B-Secur gets £3.5m funding for identity security technology
Belfast-based firm has developed patented biometrics using human heartbeats
B-Secure’s chief executive, Alan Foreman, believes next-generation ECG authentication technology is crucial to fighting cyber attacks.
A Belfast company that uses a human heartbeat pattern to securely identify an individual has attracted a major funding injection totalling £3.5 million (€3.92 million).
B-Secur, which has developed patented biometric technology, sealed the early-stage funding boost from a syndicate of investors which included Accelerated Digital Ventures (ADV) and Kernel Capital, which is the manager of the Bank of Ireland Kernel Capital Growth Funds.
The Belfast company is working with organisations in Britain, Ireland and the United States who are using B-Secur’s ECG (electrocardiogram) biometric authentication technology as part of a campaign against cybercrime.
According to B-Secure’s chief executive, Alan Foreman, the funding round underlines the growing demand from international organisations to ensure their customers are better protected in a digital world.
Recent high-profile cyber attacks have highlighted how vulnerable some digital identities can be to attack, whether it is customer or employee data and services or institutional bodies responsible for healthcare services.
Fighting cyber attacks
Mr Foreman believes that next-generation ECG authentication technology is crucial to fighting cyber attacks and can also help minimise hacking or spoofing risks.

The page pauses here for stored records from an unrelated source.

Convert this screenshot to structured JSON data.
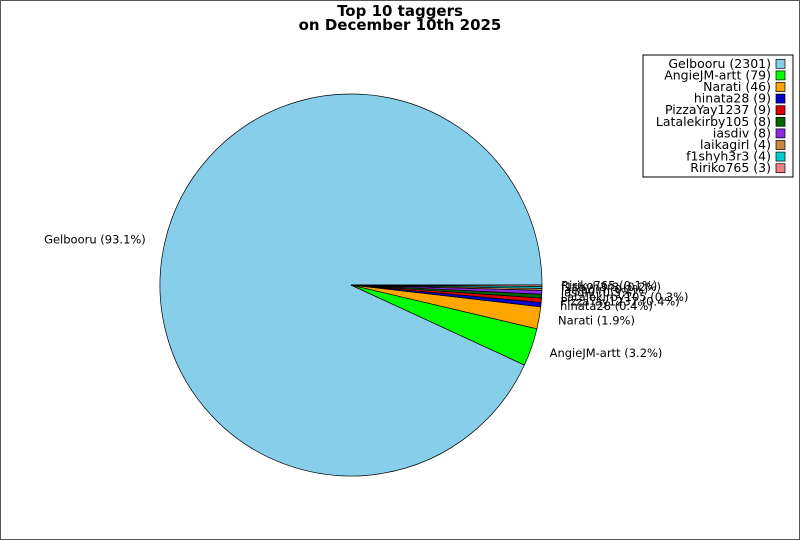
{
  "chart_data": {
    "type": "pie",
    "title_line1": "Top 10 taggers",
    "title_line2": "on December 10th 2025",
    "start_angle_deg": 0,
    "direction": "counterclockwise",
    "legend_placement": "top-right",
    "slices": [
      {
        "name": "Gelbooru",
        "value": 2301,
        "color": "#87ceeb",
        "legend": "Gelbooru (2301)",
        "label": "Gelbooru (93.1%)"
      },
      {
        "name": "AngieJM-artt",
        "value": 79,
        "color": "#00ff00",
        "legend": "AngieJM-artt (79)",
        "label": "AngieJM-artt (3.2%)"
      },
      {
        "name": "Narati",
        "value": 46,
        "color": "#ffa500",
        "legend": "Narati (46)",
        "label": "Narati (1.9%)"
      },
      {
        "name": "hinata28",
        "value": 9,
        "color": "#0000cd",
        "legend": "hinata28 (9)",
        "label": "hinata28 (0.4%)"
      },
      {
        "name": "PizzaYay1237",
        "value": 9,
        "color": "#dd0000",
        "legend": "PizzaYay1237 (9)",
        "label": "PizzaYay1237 (0.4%)"
      },
      {
        "name": "Latalekirby105",
        "value": 8,
        "color": "#006400",
        "legend": "Latalekirby105 (8)",
        "label": "Latalekirby105 (0.3%)"
      },
      {
        "name": "iasdiv",
        "value": 8,
        "color": "#8a2be2",
        "legend": "iasdiv (8)",
        "label": "iasdiv (0.3%)"
      },
      {
        "name": "laikagirl",
        "value": 4,
        "color": "#cd853f",
        "legend": "laikagirl (4)",
        "label": "laikagirl (0.2%)"
      },
      {
        "name": "f1shyh3r3",
        "value": 4,
        "color": "#00ced1",
        "legend": "f1shyh3r3 (4)",
        "label": "f1shyh3r3 (0.2%)"
      },
      {
        "name": "Ririko765",
        "value": 3,
        "color": "#f08080",
        "legend": "Ririko765 (3)",
        "label": "Ririko765 (0.1%)"
      }
    ]
  }
}
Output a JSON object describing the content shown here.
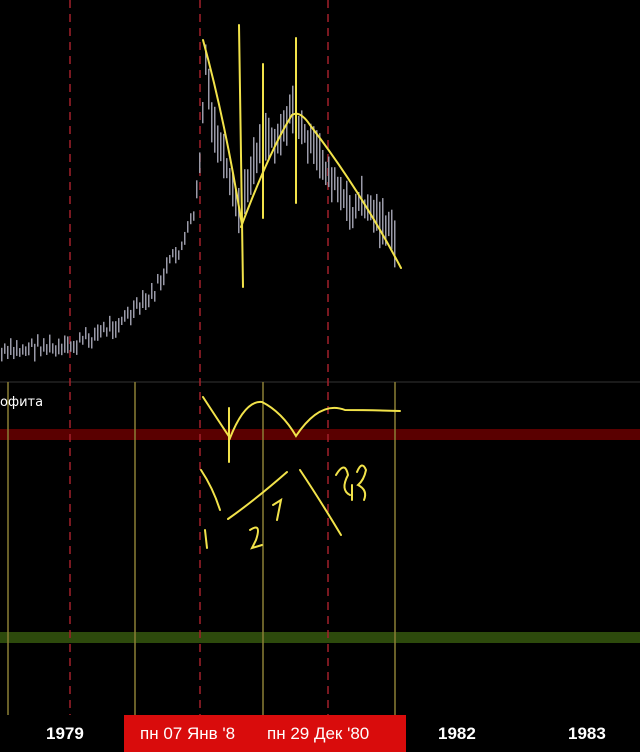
{
  "indicator": {
    "title": "офита"
  },
  "time_axis": {
    "ticks": [
      "1979",
      "1982",
      "1983"
    ],
    "crosshair_labels": [
      "пн 07 Янв '8",
      "пн 29 Дек '80"
    ],
    "highlight_color": "#d90c0c"
  },
  "colors": {
    "background": "#000000",
    "price_bars": "#9a9aa8",
    "annotation": "#f2e34a",
    "vertical_lines_solid": "#8a7f35",
    "vertical_lines_dashed": "#a3202a",
    "level_red": "#5a0000",
    "level_green": "#2d4a0c"
  }
}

“We are thrilled to gain the backing of ADV, Kernel and others which will drive us to grow significantly in the next 12 months and continue to invest in world-class science and engineering in Northern Ireland and beyond,” he added.
According to Michael Dimelow, head of Investment for ADV, B-Secur’s technology “harnesses the unique power of the human heartbeat to unlock everything from finance to healthcare, from cars to buildings”.
“ADV is excited to be supporting B-Secur as it deploys its market-leading patented software across all forms of devices including mobile and wearables,” Mr Dimelow said.
Jayne Brady, a partner with Kernel Capital, said the combination of a strong management and technical team which had developed a patent-protected, heartbeat-signature-based biometric authentication product were among the key factors behind its decision to back the Belfast company.
“With Northern Ireland rapidly becoming a key location on the global cybersecurity stage, we believe B-Secur will play a significant role in next-generation security systems as the company gains market share in financial services, access control and beyond,” she said.